The Center for American Progress provided the original design for the child-care legislation in 2015, just one year after the launch of the ACA exchanges, and the two programs are unsurprisingly similar in design. Under the ACA, the federal government subsidizes the cost of health care on the exchanges. Under the child-care plan, the federal government will provide money to states so that they can improve the quality of child-care services, increase the pay of child-care workers, and subsidize the price of child care for families who use those services. In the first year, only families with incomes below their state’s median will be eligible. In the second, third, and subsequent years, the eligibility cutoff is respectively set at 125 percent, 150 percent, and 250 percent of each state’s median income. In 2028 the program expires—a gimmick to keep down the 10-year cost.
Such hard eligibility cutoffs, sometimes called benefit cliffs, mean that earning a single dollar beyond the limit could cost families tens of thousands of dollars in subsidies. Some two-income families may find that they are better off if one parent leaves the workforce—not to take care of the kids during the day, but to afford to have someone else watch them. (In heterosexual couples, the parent who leaves is almost always the mother.)

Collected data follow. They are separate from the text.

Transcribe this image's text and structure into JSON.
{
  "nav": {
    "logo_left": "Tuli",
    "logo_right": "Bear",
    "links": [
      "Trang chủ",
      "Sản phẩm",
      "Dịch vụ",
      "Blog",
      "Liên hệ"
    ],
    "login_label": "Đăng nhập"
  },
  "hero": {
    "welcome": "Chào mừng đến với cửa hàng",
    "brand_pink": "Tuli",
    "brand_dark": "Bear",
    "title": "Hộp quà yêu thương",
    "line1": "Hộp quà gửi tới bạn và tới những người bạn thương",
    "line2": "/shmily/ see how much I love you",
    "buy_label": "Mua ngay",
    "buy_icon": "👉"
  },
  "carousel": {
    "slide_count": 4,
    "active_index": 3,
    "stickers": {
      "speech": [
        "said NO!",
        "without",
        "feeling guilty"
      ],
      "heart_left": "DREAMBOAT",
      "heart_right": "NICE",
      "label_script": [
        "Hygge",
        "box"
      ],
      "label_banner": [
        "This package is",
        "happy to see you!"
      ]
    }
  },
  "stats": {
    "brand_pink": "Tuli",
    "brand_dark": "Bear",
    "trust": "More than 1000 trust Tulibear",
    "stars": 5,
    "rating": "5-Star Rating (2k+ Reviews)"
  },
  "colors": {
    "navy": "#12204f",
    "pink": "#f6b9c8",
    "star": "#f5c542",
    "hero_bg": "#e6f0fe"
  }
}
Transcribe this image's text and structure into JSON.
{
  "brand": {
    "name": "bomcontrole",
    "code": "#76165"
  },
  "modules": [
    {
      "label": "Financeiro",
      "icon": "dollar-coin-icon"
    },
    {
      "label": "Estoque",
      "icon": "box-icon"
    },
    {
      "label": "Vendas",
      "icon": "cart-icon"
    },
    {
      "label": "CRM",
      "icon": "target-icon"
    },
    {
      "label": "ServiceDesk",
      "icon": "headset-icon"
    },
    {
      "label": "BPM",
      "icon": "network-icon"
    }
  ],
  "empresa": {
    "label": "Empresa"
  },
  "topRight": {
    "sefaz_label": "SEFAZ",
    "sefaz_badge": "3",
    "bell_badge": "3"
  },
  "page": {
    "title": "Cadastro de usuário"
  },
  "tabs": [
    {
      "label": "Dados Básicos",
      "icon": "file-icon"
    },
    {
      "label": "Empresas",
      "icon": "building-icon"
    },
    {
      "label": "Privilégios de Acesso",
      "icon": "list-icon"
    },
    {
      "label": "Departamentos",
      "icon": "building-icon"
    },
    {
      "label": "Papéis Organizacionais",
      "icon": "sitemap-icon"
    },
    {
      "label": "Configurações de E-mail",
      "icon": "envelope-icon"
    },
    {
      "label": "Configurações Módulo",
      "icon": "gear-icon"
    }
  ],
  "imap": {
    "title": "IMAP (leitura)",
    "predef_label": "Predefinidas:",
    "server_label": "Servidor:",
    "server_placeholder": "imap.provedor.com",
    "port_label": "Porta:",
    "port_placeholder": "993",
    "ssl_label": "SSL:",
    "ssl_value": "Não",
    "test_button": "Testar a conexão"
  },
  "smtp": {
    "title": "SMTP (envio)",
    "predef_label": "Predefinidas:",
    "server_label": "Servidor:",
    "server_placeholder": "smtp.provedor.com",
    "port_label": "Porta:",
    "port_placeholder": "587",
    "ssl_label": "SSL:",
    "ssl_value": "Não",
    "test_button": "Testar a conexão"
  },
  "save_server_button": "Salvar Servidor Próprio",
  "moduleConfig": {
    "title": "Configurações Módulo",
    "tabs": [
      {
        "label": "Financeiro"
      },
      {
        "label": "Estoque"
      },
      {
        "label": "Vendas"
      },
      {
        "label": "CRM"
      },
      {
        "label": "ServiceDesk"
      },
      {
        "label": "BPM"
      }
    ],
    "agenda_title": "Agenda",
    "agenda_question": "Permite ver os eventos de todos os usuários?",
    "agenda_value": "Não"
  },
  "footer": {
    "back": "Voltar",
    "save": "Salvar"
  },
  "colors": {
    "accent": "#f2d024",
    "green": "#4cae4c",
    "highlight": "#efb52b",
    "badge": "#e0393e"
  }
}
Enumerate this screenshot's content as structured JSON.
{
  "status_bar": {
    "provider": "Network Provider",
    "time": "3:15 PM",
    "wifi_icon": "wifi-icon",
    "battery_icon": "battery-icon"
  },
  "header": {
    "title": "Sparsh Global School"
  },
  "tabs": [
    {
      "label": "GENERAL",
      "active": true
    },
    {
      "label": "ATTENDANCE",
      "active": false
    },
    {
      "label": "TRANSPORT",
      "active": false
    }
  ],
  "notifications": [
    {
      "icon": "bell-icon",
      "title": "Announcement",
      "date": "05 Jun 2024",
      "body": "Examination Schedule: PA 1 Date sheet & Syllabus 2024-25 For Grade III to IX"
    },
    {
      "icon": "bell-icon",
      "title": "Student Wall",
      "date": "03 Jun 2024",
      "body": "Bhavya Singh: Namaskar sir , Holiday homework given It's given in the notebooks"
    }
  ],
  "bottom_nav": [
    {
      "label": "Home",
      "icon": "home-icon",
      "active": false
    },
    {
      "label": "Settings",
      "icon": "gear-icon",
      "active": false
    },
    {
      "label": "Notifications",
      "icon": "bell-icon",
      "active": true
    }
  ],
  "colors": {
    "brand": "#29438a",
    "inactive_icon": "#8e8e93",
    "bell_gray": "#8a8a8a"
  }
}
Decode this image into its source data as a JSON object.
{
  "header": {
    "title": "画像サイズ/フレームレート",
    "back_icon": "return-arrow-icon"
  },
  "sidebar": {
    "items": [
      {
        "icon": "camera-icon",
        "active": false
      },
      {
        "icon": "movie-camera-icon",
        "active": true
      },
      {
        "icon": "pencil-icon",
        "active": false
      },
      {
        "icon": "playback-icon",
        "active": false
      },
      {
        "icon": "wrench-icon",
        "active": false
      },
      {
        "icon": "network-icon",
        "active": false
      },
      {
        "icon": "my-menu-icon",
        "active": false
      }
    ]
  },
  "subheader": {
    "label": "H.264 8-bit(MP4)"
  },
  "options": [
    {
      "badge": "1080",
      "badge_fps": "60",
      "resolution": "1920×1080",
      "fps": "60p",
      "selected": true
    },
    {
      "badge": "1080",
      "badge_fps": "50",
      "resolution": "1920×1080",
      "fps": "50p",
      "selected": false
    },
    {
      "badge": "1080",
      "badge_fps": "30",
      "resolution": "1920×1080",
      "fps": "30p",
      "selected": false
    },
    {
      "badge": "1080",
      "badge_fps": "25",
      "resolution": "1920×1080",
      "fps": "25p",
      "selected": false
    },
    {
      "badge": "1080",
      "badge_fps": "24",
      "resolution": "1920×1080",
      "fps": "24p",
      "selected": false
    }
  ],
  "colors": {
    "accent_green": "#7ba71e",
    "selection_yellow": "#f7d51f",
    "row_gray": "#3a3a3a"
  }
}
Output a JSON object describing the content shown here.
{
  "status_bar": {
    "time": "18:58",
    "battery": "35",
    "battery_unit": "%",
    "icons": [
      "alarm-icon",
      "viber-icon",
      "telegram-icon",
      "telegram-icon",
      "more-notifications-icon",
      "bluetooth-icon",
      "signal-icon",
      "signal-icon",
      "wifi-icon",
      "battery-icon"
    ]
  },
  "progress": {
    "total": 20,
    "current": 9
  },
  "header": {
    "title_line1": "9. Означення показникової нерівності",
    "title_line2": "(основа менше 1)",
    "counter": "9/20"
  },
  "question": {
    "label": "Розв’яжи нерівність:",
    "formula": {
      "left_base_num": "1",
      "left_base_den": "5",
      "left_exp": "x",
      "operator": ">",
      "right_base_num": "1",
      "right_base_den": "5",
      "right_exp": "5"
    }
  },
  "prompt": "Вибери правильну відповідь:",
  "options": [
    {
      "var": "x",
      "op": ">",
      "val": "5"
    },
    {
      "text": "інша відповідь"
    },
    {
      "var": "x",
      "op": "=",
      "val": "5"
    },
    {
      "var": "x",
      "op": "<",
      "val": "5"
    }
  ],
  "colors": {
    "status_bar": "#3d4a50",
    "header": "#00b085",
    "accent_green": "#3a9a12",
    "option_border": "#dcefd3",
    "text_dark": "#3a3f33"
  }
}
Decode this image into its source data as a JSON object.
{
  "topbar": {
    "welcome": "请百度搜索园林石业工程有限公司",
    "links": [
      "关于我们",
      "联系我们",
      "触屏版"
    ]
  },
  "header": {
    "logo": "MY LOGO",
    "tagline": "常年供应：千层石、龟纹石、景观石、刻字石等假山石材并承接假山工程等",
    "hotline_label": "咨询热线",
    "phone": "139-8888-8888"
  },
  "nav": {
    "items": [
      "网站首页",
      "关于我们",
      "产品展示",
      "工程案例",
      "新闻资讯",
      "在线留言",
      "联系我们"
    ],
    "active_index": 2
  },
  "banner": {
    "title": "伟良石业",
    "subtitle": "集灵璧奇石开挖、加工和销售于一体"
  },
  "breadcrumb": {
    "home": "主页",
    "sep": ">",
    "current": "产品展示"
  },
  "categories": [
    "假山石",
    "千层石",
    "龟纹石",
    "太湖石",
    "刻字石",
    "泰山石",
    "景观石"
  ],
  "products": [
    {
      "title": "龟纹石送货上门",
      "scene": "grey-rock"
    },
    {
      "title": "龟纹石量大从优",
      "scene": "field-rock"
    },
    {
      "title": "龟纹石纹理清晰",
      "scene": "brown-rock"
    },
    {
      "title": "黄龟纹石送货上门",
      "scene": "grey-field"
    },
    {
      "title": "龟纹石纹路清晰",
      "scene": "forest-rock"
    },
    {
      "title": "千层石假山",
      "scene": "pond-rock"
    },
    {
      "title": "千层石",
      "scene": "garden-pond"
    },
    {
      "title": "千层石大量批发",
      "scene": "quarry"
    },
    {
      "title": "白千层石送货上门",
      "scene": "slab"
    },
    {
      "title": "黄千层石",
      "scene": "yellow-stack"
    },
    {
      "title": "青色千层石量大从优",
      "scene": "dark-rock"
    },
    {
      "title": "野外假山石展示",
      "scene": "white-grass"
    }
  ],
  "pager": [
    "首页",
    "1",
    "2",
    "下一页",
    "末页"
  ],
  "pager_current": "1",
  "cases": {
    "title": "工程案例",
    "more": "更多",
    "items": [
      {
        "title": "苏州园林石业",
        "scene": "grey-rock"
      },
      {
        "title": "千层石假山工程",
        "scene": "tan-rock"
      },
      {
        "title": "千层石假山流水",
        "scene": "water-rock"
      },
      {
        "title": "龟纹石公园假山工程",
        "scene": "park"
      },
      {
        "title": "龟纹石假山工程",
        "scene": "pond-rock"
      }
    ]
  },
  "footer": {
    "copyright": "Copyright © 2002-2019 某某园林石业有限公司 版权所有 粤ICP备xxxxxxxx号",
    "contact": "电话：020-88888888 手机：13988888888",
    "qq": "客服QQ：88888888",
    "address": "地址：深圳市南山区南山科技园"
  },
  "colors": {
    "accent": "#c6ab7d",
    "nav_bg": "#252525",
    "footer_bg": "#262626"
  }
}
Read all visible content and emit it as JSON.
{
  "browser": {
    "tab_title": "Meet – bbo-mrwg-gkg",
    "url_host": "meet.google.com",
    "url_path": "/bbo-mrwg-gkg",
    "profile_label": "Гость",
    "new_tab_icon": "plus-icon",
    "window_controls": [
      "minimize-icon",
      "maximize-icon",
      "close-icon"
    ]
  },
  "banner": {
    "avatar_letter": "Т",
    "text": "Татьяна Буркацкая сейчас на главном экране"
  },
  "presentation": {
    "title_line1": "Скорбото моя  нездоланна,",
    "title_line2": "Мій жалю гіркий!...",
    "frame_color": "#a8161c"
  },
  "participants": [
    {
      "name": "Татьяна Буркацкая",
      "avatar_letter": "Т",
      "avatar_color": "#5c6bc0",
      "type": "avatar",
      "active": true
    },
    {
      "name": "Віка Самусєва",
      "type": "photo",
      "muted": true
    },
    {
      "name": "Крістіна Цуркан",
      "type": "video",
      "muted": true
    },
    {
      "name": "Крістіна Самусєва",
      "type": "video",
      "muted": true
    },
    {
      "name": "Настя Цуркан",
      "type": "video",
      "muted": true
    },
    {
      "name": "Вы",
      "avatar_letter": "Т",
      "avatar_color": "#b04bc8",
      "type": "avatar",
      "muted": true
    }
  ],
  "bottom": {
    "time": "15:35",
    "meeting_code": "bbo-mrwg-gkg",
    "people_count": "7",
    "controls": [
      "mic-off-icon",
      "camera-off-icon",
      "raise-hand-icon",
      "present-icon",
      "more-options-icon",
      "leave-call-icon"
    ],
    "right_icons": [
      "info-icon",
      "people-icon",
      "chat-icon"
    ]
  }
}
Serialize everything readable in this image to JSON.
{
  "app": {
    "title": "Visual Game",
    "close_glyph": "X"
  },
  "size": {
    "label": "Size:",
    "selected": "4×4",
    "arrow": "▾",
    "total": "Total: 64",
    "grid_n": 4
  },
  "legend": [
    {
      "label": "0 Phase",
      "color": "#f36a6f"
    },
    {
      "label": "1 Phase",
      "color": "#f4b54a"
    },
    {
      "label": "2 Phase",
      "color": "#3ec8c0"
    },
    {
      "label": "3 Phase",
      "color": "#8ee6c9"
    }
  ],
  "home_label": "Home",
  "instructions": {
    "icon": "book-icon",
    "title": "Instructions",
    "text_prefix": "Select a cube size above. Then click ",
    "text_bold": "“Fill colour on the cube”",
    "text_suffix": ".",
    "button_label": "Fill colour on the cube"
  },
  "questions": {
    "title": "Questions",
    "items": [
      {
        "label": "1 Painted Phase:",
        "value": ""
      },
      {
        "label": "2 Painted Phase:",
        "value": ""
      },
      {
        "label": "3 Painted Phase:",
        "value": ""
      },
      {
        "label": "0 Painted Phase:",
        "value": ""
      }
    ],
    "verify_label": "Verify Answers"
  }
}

Parents with incomes above the cutoff will face another challenge: higher prices for the same care they currently receive. As of 2020, the median wage for child-care workers was just $12.24 an hour, putting them in the bottom 2 percent of earners. The legislation under consideration mandates that participating child-care centers pay workers the same as elementary-school teachers with similar credentials and experience. The legislation would also dramatically increase demand for child-care services as newly subsidized users pour into the sector. This would force wages upward even in the absence of an explicit wage mandate, because child-care centers would have to increase pay to attract new workers.